Appropriate analysis and interpretation of convenience samples have been well-established within the scientific community for over a century, and statisticians have been warning human rights practitioners about the problems with raw data for over 20 years. All fields face problems with convenience samples: in the era of big data, people want to use it. This makes sense, and it is appealing to use data for a decision, rather than intuition. Nonetheless, reading statistical patterns directly from raw data is unlikely to lead to the right answer.

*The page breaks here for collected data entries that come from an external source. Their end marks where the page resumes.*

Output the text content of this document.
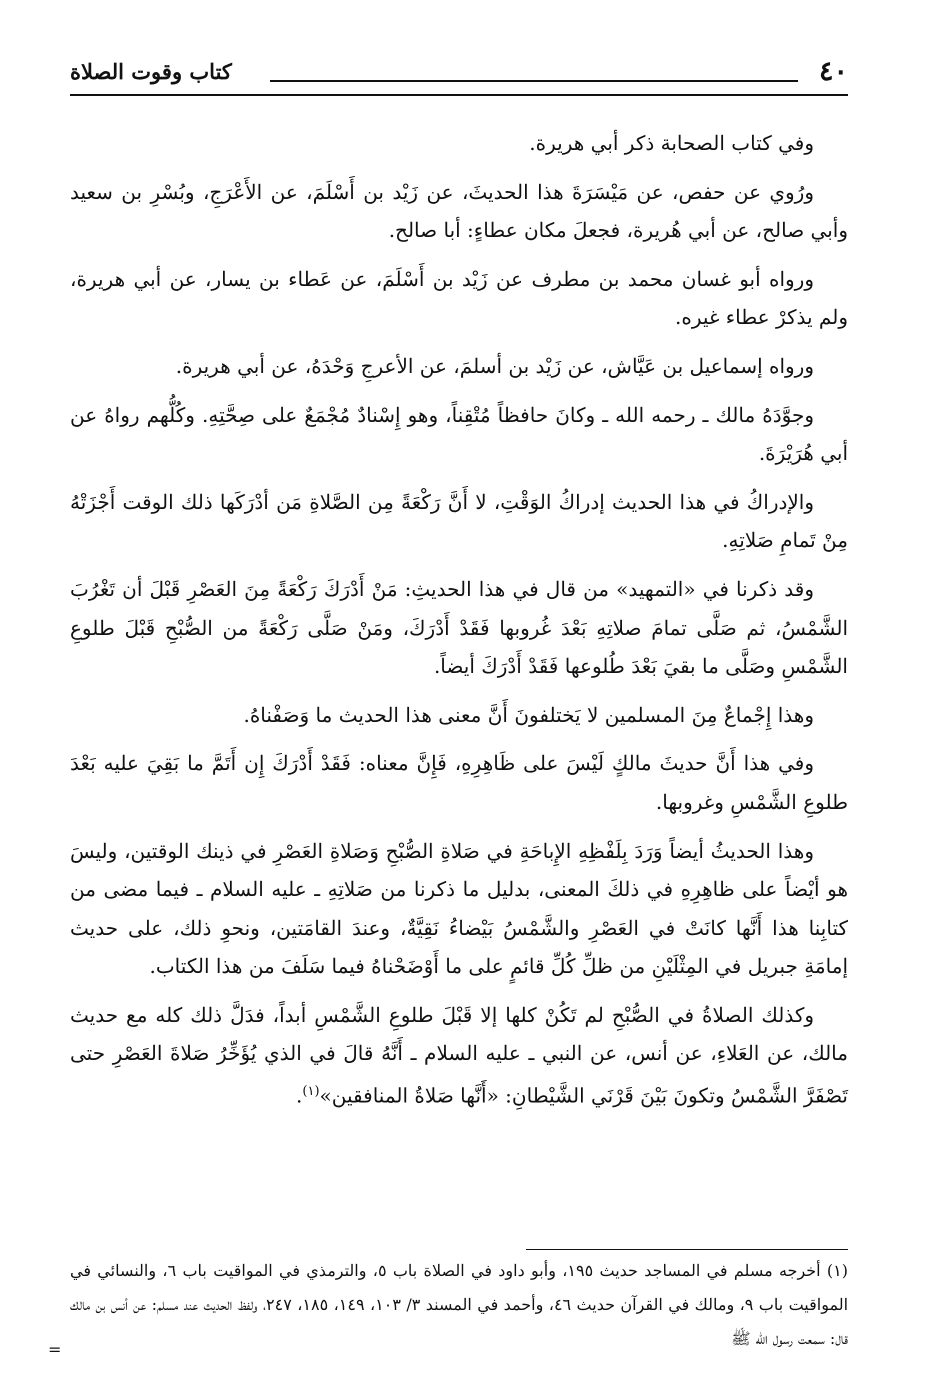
٤٠
كتاب وقوت الصلاة

وفي كتاب الصحابة ذكر أبي هريرة.

ورُوي عن حفص، عن مَيْسَرَةَ هذا الحديثَ، عن زَيْد بن أَسْلَمَ، عن الأَعْرَجِ، وبُسْرِ بن سعيد وأبي صالح، عن أبي هُريرة، فجعلَ مكان عطاءٍ: أبا صالح.

ورواه أبو غسان محمد بن مطرف عن زَيْد بن أَسْلَمَ، عن عَطاء بن يسار، عن أبي هريرة، ولم يذكرْ عطاء غيره.

ورواه إسماعيل بن عَيَّاش، عن زَيْد بن أسلمَ، عن الأعرجِ وَحْدَهُ، عن أبي هريرة.

وجوَّدَهُ مالك ـ رحمه الله ـ وكانَ حافظاً مُتْقِناً، وهو إِسْنادٌ مُجْمَعٌ على صِحَّتِهِ. وكُلُّهم رواهُ عن أبي هُرَيْرَةَ.

والإدراكُ في هذا الحديث إدراكُ الوَقْتِ، لا أَنَّ رَكْعَةً مِن الصَّلاةِ مَن أدْرَكَها ذلك الوقت أَجْزَتْهُ مِنْ تَمامِ صَلاتِهِ.

وقد ذكرنا في «التمهيد» من قال في هذا الحديثِ: مَنْ أَدْرَكَ رَكْعَةً مِنَ العَصْرِ قَبْلَ أن تَغْرُبَ الشَّمْسُ، ثم صَلَّى تمامَ صلاتِهِ بَعْدَ غُروبها فَقَدْ أَدْرَكَ، ومَنْ صَلَّى رَكْعَةً من الصُّبْحِ قَبْلَ طلوعِ الشَّمْسِ وصَلَّى ما بقيَ بَعْدَ طُلوعها فَقَدْ أَدْرَكَ أيضاً.

وهذا إِجْماعٌ مِنَ المسلمين لا يَختلفونَ أَنَّ معنى هذا الحديث ما وَصَفْناهُ.

وفي هذا أَنَّ حديثَ مالكٍ لَيْسَ على ظَاهِرِهِ، فَإِنَّ معناه: فَقَدْ أَدْرَكَ إِن أَتَمَّ ما بَقِيَ عليه بَعْدَ طلوعِ الشَّمْسِ وغروبها.

وهذا الحديثُ أيضاً وَرَدَ بِلَفْظِهِ الإِباحَةِ في صَلاةِ الصُّبْحِ وَصَلاةِ العَصْرِ في ذينك الوقتين، وليسَ هو أيْضاً على ظاهِرِهِ في ذلكَ المعنى، بدليل ما ذكرنا من صَلاتِهِ ـ عليه السلام ـ فيما مضى من كتابِنا هذا أَنَّها كانَتْ في العَصْرِ والشَّمْسُ بَيْضاءُ نَقِيَّةٌ، وعندَ القامَتين، ونحوِ ذلك، على حديث إمامَةِ جبريل في المِثْلَيْنِ من ظلِّ كُلِّ قائمٍ على ما أَوْضَحْناهُ فيما سَلَفَ من هذا الكتاب.

وكذلك الصلاةُ في الصُّبْحِ لم تَكُنْ كلها إلا قَبْلَ طلوعِ الشَّمْسِ أبداً، فدَلَّ ذلك كله مع حديث مالك، عن العَلاءِ، عن أنس، عن النبي ـ عليه السلام ـ أَنَّهُ قالَ في الذي يُؤَخِّرُ صَلاةَ العَصْرِ حتى تَصْفَرَّ الشَّمْسُ وتكونَ بَيْنَ قَرْنَي الشَّيْطانِ: «أَنَّها صَلاةُ المنافقين»$^{(١)}$.

(١) أخرجه مسلم في المساجد حديث ١٩٥، وأبو داود في الصلاة باب ٥، والترمذي في المواقيت باب ٦، والنسائي في المواقيت باب ٩، ومالك في القرآن حديث ٤٦، وأحمد في المسند ٣/ ١٠٣، ١٤٩، ١٨٥، ٢٤٧، ولفظ الحديث عند مسلم: عن أنس بن مالك قال: سمعت رسول الله ﷺ

=
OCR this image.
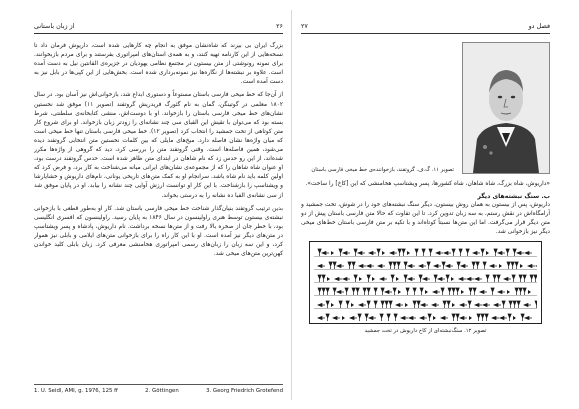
۲۶
از زبان باستانی

بزرگ ایران بی بیرند که شاه‌نشان موفق به انجام چه کارهایی شده است، داریوش فرمان داد تا نسخه‌هایی از این کارنامه تهیه کنند، و به همه‌ی استان‌های امپراتوری بفرستند و برای مردم بازبخوانند. برای نمونه رونوشتی از متن بیستون در مجتمع نظامی یهودیان در جزیره‌ی الفانتین نیل به دست آمده است. علاوه بر نبشته‌ها از نگاره‌ها نیز نمونه‌برداری شده است. بخش‌هایی از این کپی‌ها در بابل نیز به دست آمده است.

از آن‌جا که خط میخی فارسی باستان مستوعاً و دستوری ابداع شد، بازخوانی‌اش نیز آسان بود. در سال ۱۸۰۲ معلمی در گوتینگن، گمان به نام گئورگ فریدریش گروتفند (تصویر ۱۱) موفق شد نخستین نشان‌های خط میخی فارسی باستان را بازخواند. او با دوست‌اش، منشی کتابخانه‌ی سلطنتی، شرط بسته بود که می‌توان با تقیش این الفبای سی چند نشانه‌ای را زودتر زبان بازخواند. او برای شروع کار متن کوتاهی از تخت جمشید را انتخاب کرد (تصویر ۱۲). خط میخی فارسی باستان تنها خط میخی است که میان واژه‌ها نشان فاصله دارد. میخ‌های مایلی که بین کلمات نخستین متن انتخابی گروتفند دیده می‌شود، همین فاصله‌ها است. وقتی گروتفند متن را بررسی کرد، دید که گروهی از واژه‌ها مکرر شده‌اند، از این رو حدس زد که نام شاهان در ابتدای متن ظاهر شده است. حدس گروتفند درست بود، او عنوان شاه شاهان را که از مجموعه‌ی نشان‌های ایرانی میانه می‌شناخت به کار برد، و فرض کرد که اولین کلمه باید نام شاه باشد. سرانجام او به کمک متن‌های تاریخی یونانی، نام‌های داریوش و خشایارشا و ویشتاسپ را بازشناخت. با این کار او توانست ارزش آوایی چند نشانه را بیابد. او در پایان موفق شد از سی نشانه‌ی الفبا ده نشانه را به درستی بخواند.

بدین ترتیب گروتفند بنیان‌گذار شناخت خط میخی فارسی باستان شد. کار او به‌طور قطعی با بازخوانی نبشته‌ی بیستون توسط هنری راولینسون در سال ۱۸۴۶ به پایان رسید. راولینسون که افسری انگلیسی بود، با خطر جان از صخره بالا رفت و از متن‌ها نسخه برداشت. نام داریوش، پادشاه و پسر ویشتاسپ در متن‌های دیگر نیز آمده است. او با این کار راه را برای بازخوانی متن‌های ایلامی و بابلی نیز هموار کرد، و این سه زبان را زبان‌های رسمی امپراتوری هخامنشی معرفی کرد. زبان بابلی کلید خواندن کهن‌ترین متن‌های میخی شد.

1. U. Seidl, AMI, g. 1976, 125 ff	2. Göttingen	3. Georg Friedrich Grotefend
۲۷	فصل دو
تصویر ۱۱. گ.ف. گروتفند، بازخواننده‌ی خط میخی فارسی باستان

«داریوش، شاه بزرگ، شاه شاهان، شاه کشورها، پسر ویشتاسپ هخامنشی که این [کاخ] را ساخت».

ب. سنگ نبشته‌های دیگر

داریوش، پس از بیستون به همان روش بیستون، دیگر سنگ نبشته‌های خود را در شوش، تخت جمشید و آرامگاه‌اش در نقش رستم، به سه زبان تدوین کرد. تا این تفاوت که حالا متن فارسی باستان پیش از دو متن دیگر قرار می‌گرفت. اما این متن‌ها نسبتاً کوتاه‌اند و با تکیه بر متن فارسی باستان خط‌های میخی دیگر نیز بازخوانی شد.

تصویر ۱۲. سنگ‌نبشته‌ای از کاخ داریوش در تخت جمشید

There are a number of options available to data analysts in these situations. It is true that in many conflict settings it is unrealistic to collect a probabilistic sample, much less a census. However, this does not mean we are stuck naively analysing and interpreting convenience sample data. For example, at the Human Rights Data Analysis Group we use a method called multiple systems estimation (also referred to as capture–recapture) to model the data collection process and estimate what we do not know, what we have not been able to observe and record. Through this estimation process it is possible to generate data that are appropriate for interpretations of patterns of violence. We have produced preliminary estimates for specific time periods in Syria and hope to have a wider set of estimates available in 2017. These estimates will enable us to answer the kinds of questions posed above — questions that can help drive policy decisions, evaluate intervention strategies, allocate resources, and, ultimately, determine accountability for violence.